Goose-skills orthogonal-skill-creator

Create, structure, and package agent skills. Use when designing new skills, updating existing skills, or helping users build skills with scripts, references, and assets. Triggers on requests to create skills, write SKILL.md files, or structure skill directories.

install
source · Clone the upstream repo
git clone https://github.com/gooseworks-ai/goose-skills
Claude Code · Install into ~/.claude/skills/
T=$(mktemp -d) && git clone --depth=1 https://github.com/gooseworks-ai/goose-skills "$T" && mkdir -p ~/.claude/skills && cp -r "$T/skills/capabilities/orthogonal-skill-creator" ~/.claude/skills/gooseworks-ai-goose-skills-orthogonal-skill-creator && rm -rf "$T"
manifest: skills/capabilities/orthogonal-skill-creator/SKILL.md
source content

Skill Creator

Setup

Read your credentials from ~/.gooseworks/credentials.json:

export GOOSEWORKS_API_KEY=$(python3 -c "import json;print(json.load(open('$HOME/.gooseworks/credentials.json'))['api_key'])")
export GOOSEWORKS_API_BASE=$(python3 -c "import json;print(json.load(open('$HOME/.gooseworks/credentials.json')).get('api_base','https://api.gooseworks.ai'))")

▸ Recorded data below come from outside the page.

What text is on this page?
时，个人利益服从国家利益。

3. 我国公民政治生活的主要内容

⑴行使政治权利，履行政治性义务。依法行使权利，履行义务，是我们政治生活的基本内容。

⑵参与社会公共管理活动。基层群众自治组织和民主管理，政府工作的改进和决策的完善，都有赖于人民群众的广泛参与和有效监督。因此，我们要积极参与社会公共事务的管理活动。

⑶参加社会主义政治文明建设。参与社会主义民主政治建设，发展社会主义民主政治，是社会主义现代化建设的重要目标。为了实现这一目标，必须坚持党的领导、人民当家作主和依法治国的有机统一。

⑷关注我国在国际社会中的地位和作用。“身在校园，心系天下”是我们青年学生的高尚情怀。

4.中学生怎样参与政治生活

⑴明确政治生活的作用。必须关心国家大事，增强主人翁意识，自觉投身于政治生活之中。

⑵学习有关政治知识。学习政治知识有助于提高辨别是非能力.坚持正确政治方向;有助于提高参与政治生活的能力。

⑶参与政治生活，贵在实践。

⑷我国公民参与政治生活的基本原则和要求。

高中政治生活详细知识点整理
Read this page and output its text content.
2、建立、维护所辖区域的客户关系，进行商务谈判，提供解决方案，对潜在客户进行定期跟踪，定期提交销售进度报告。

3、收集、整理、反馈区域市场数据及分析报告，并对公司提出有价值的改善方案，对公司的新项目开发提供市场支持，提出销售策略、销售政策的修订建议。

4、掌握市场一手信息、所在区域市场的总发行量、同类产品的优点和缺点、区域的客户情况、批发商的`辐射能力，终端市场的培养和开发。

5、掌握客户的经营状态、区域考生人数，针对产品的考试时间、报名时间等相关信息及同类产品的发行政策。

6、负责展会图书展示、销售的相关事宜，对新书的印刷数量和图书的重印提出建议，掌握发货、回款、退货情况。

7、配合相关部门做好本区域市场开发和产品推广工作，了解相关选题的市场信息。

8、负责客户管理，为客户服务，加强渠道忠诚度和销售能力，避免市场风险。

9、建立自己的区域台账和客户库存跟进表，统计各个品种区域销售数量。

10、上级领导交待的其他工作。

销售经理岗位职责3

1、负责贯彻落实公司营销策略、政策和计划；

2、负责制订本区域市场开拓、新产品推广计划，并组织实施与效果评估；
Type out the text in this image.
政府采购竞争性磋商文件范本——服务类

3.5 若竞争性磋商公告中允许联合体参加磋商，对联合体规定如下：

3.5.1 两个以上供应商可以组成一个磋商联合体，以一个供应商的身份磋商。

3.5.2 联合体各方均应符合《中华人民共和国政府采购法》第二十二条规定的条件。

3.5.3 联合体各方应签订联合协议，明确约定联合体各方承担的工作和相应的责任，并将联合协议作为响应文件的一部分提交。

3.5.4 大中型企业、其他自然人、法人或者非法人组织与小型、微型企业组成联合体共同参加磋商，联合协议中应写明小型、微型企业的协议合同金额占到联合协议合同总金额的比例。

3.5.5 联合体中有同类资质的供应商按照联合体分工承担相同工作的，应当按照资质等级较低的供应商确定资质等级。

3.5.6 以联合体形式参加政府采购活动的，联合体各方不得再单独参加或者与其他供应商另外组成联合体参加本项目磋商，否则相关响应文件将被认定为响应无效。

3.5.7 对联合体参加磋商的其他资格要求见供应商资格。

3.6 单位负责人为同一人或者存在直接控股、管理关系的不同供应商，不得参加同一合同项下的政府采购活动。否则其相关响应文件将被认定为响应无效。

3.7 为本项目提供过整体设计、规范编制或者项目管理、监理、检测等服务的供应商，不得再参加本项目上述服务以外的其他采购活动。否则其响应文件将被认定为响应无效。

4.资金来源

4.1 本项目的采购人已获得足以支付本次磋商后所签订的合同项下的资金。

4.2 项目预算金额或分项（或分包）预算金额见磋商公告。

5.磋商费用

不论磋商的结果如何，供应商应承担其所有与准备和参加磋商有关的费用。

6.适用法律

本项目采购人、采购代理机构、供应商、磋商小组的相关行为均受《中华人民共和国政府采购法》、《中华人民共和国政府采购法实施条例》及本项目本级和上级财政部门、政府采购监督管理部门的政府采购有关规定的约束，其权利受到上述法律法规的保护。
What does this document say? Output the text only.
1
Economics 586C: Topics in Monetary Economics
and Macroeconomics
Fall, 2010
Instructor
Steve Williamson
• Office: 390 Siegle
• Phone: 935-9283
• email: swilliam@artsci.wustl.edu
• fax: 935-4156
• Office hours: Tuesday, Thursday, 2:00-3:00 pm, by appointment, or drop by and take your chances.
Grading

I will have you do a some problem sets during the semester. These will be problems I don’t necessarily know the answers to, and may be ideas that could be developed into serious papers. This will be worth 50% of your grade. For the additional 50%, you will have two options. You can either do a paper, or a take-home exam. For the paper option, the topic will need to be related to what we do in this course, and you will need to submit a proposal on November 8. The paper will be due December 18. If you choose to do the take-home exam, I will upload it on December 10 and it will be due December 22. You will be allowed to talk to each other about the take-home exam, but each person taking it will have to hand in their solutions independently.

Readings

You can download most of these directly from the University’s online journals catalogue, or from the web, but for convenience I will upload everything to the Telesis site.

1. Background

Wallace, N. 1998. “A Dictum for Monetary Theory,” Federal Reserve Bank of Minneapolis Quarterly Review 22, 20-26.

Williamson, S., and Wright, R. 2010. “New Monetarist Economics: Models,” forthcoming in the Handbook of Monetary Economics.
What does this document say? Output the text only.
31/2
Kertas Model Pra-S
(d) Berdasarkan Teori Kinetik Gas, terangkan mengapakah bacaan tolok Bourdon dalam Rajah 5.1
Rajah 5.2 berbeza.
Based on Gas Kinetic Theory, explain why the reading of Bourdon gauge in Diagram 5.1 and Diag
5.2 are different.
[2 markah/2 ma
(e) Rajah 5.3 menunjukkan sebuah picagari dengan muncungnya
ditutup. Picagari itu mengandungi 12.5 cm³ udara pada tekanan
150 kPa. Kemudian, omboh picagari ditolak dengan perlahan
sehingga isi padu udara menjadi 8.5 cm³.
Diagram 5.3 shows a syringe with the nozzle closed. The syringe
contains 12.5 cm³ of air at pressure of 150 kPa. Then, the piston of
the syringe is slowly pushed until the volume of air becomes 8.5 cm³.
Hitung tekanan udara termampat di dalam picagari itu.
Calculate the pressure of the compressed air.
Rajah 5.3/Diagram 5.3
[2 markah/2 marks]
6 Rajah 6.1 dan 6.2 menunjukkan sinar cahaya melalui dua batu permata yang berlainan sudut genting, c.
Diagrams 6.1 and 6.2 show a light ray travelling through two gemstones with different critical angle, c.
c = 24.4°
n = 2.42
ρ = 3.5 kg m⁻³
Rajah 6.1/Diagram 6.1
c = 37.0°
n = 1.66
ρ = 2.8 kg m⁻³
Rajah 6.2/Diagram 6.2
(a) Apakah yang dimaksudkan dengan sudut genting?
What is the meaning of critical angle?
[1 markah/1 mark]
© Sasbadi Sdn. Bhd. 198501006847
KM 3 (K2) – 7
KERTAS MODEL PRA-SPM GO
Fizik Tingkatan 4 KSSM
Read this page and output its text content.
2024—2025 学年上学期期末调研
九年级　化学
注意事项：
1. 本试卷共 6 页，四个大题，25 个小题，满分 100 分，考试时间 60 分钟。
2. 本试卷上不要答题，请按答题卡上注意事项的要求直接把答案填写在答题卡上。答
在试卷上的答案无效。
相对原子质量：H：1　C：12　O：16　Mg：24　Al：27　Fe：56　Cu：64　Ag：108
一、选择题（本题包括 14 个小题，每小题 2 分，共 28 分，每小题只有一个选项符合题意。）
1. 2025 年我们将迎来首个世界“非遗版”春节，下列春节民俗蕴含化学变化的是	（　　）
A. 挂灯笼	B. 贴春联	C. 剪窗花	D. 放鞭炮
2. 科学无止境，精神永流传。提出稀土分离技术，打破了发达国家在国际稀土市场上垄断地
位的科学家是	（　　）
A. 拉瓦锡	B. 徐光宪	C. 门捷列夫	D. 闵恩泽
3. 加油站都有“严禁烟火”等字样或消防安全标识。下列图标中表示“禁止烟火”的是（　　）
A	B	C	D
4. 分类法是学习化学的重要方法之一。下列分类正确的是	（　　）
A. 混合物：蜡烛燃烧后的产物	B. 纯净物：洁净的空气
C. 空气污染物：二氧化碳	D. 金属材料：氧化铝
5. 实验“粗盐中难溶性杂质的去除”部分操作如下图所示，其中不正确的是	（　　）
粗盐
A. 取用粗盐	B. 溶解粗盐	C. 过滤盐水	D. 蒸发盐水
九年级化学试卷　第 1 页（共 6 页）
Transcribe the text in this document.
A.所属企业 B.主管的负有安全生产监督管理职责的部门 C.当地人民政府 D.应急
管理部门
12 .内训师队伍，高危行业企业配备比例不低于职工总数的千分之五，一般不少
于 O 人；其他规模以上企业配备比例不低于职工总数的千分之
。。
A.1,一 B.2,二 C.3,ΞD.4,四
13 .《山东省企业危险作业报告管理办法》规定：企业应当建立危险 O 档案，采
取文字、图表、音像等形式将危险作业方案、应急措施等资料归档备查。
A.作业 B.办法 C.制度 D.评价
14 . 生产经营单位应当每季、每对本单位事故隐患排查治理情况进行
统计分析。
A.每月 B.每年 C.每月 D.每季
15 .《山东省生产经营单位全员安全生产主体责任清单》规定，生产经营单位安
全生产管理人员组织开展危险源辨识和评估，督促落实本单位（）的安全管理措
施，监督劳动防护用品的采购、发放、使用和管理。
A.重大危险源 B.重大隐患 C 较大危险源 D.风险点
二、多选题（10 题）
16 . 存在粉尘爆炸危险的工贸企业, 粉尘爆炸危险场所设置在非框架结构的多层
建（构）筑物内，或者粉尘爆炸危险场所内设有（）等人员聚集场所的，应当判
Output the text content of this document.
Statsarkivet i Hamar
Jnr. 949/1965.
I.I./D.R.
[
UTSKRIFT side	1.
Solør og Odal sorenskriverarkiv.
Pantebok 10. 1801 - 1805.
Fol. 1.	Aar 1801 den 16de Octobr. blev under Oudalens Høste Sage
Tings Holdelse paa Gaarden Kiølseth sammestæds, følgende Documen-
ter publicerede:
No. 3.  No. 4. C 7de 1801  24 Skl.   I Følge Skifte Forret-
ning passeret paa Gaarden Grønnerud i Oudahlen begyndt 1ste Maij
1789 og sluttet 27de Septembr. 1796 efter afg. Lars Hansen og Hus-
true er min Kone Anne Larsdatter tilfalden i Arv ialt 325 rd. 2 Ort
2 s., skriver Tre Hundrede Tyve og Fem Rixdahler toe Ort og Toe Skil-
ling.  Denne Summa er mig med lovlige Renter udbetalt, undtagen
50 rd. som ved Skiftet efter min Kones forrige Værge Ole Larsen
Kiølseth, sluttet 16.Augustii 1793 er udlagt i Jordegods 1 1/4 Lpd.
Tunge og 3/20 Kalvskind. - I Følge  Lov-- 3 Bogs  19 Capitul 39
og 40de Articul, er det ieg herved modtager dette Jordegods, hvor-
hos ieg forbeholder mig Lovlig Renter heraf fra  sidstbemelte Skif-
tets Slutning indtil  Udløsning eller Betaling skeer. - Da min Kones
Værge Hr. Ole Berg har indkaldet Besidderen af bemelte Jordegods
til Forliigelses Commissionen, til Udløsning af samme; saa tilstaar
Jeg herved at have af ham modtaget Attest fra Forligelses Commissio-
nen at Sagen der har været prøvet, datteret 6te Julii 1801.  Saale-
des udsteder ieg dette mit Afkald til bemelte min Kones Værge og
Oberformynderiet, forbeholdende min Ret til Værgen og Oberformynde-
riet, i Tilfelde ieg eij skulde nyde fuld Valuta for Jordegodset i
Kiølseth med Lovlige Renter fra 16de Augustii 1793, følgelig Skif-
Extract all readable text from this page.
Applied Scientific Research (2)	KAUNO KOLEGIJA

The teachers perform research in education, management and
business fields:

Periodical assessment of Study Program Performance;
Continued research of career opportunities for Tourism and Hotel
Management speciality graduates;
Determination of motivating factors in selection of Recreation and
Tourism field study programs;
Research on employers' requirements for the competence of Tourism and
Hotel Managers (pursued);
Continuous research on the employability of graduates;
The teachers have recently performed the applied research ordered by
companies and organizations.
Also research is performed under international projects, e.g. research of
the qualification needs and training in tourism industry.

If ~/.gooseworks/credentials.json does not exist, tell the user to run:

npx gooseworks login

All endpoints use Bearer auth:

-H "Authorization: Bearer $GOOSEWORKS_API_KEY"

Create modular, self-contained skill packages that extend agent capabilities.

Core Principle: Concise is Key

The context window is shared. Only add what the agent doesn't already know. Challenge every paragraph: "Does this justify its token cost?" Prefer concise examples over verbose explanations.

Skill Structure

skill-name/
├── SKILL.md              # Required: frontmatter + instructions
├── scripts/              # Optional: executable code (deterministic tasks)
├── references/           # Optional: docs loaded on-demand
└── assets/               # Optional: files used in output (templates, images)

SKILL.md Format

---
name: skill-name
description: What it does + when to use it. This is the trigger mechanism.
---

# Skill Name

[Instructions for using the skill]

Frontmatter Rules

  • name
    : lowercase, hyphens, under 64 chars (e.g.,
    pdf-editor
    ,
    gh-review-pr
    )
  • description
    : Include BOTH what it does AND when to trigger. The body isn't loaded until after triggering, so all "when to use" info must be here.

Degrees of Freedom

Match specificity to task fragility:

FreedomUse WhenFormat
HighMultiple valid approachesText instructions
MediumPreferred pattern existsPseudocode, parameterized scripts
LowFragile/error-prone opsSpecific scripts, few params

Creation Process

  1. Understand - Gather concrete usage examples
  2. Plan - Identify reusable scripts, references, assets
  3. Initialize - Run
    orth skills init <name>
  4. Implement - Write SKILL.md, add resources
  5. Submit - Run
    orth skills submit <path>
  6. Iterate - Test on real tasks, refine

Quick Start

# Create new skill
orth skills init my-skill

# Or with path
orth skills init my-skill --path ~/.openclaw/skills

# Submit to Orthogonal
orth skills submit ./my-skill

# Update existing skill
orth skills update <slug> ./my-skill

What NOT to Include

  • README.md, CHANGELOG.md, INSTALLATION_GUIDE.md
  • Setup/testing procedures
  • User-facing documentation
  • Anything not needed for the agent to do the job

Progressive Disclosure

Keep SKILL.md under 500 lines. Split into reference files when approaching this limit.

Pattern: High-level guide with references

## Quick start
[Core workflow here]

## Advanced
- **Complex feature**: See references/feature.md
- **API details**: See references/api.md

Pattern: Domain organization

bigquery-skill/
├── SKILL.md (overview + navigation)
└── references/
    ├── finance.md
    ├── sales.md
    └── product.md

Agent loads only the relevant reference file.